Méthanisation, activité agricole et permis de construire (jeudi, 12 septembre 2019)
Cet arrêt juge que la production, par un ou plusieurs exploitants agricoles, d'électricité par la méthanisation, lorsque cette production est issue pour au moins 50% de matières provenant d'exploitations agricoles, est réputée être une activité agricole et que le projet contesté peut être regardé comme nécessaire à l'exploitation agricole au sens des dispositions précitées de l'article L. 111-4 du code de l'urbanisme.

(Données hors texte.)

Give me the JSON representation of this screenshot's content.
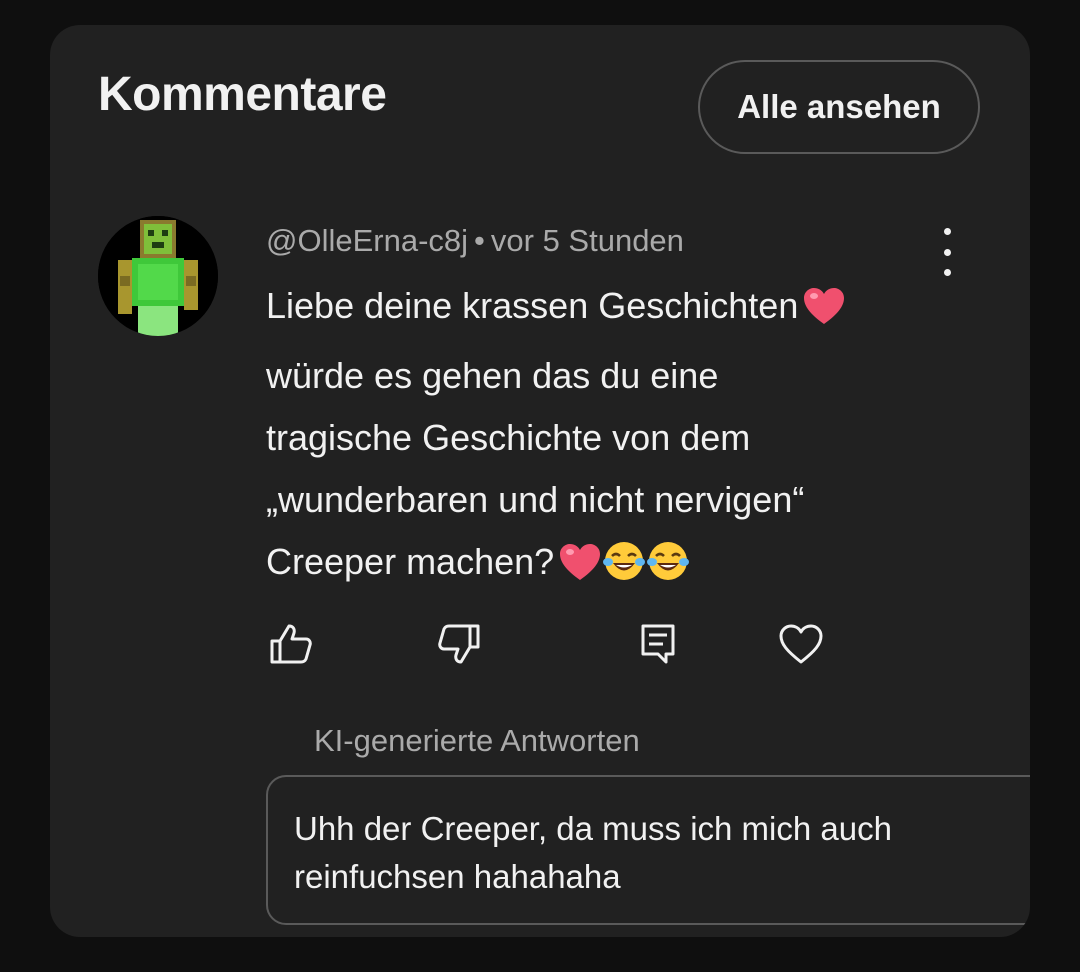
{
  "section": {
    "title": "Kommentare",
    "view_all_label": "Alle ansehen"
  },
  "comment": {
    "author": "@OlleErna-c8j",
    "separator": "•",
    "time": "vor 5 Stunden",
    "text_lines": [
      "Liebe deine krassen Geschichten",
      "würde es gehen das du eine",
      "tragische Geschichte von dem",
      "„wunderbaren und nicht nervigen“",
      "Creeper machen?"
    ],
    "emojis": [
      "heart-emoji",
      "heart-emoji",
      "tears-of-joy-emoji",
      "tears-of-joy-emoji"
    ],
    "actions": [
      "thumbs-up-icon",
      "thumbs-down-icon",
      "reply-icon",
      "heart-icon"
    ]
  },
  "ai_replies": {
    "label": "KI-generierte Antworten",
    "suggestion_lines": [
      "Uhh der Creeper, da muss ich mich auch",
      "reinfuchsen hahahaha"
    ]
  },
  "colors": {
    "background": "#0f0f0f",
    "panel": "#212121",
    "text_primary": "#f1f1f1",
    "text_secondary": "#aaaaaa",
    "border": "#5a5a5a",
    "emoji_heart": "#f0506e",
    "emoji_face": "#ffcb3a"
  }
}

"Vu la procédure suivante :
Procédure contentieuse antérieure :
M. A...F...a demandé au tribunal administratif de Rennes, d'une part, d'annuler l'arrêté du 17 mars 2016 par lequel le maire de Trégourez, agissant au nom de l'Etat, a accordé un permis de construire une unité de méthanisation sur un terrain sis lieu-dit Penn Ar Pont à Trégourez à la SARL Gazelec de l'Odet et, d'autre part, d'annuler l'arrêté du 22 décembre 2016 par lequel le préfet du Finistère a accordé un permis de construire une unité de méthanisation sur un terrain sis lieu-dit Penn Ar Pont à Trégourez à la SARL Gazelec de l'Odet.
Par un jugement n°s 1602011 et 1700566 du 8 juin 2018, le tribunal administratif de Rennes a rejeté ses demandes.
Procédure devant la cour :
Par une requête et des mémoires, enregistrés les 23 juillet 2018, 6 février 2019 et 28 février 2019, M. A...F..., représenté par MeG..., demande à la cour :
1°) d'annuler ce jugement du 8 juin 2018 ;
2°) d'annuler les arrêtés des 17 mars 2016 et 22 décembre 2016 ;
3°) de mettre à la charge solidaire de la commune de Trégourez et de l'Etat une somme de 3 000 euros en application de l'article L. 761-1 du code de justice administrative.
Il soutient que :
Sur la légalité du permis de construire du 17 mars 2016 :
- l'article R. 423-1 du code de l'urbanisme a été méconnu ;
- l'article L. 111-4 du code de l'urbanisme a été méconnu ;
- l'article R. 111-2 du code de l'urbanisme a été méconnu ;
Sur la légalité du permis de construire modificatif du 22 décembre 2016 :
- l'article R. 423-1 du code de l'urbanisme a été méconnu ;
- le permis de construire initial est illégal, ce qui entache d'illégalité le permis de construire modificatif ;
- la commission départementale de préservation des espaces naturels, agricoles et forestiers aurait dû être consultée à nouveau.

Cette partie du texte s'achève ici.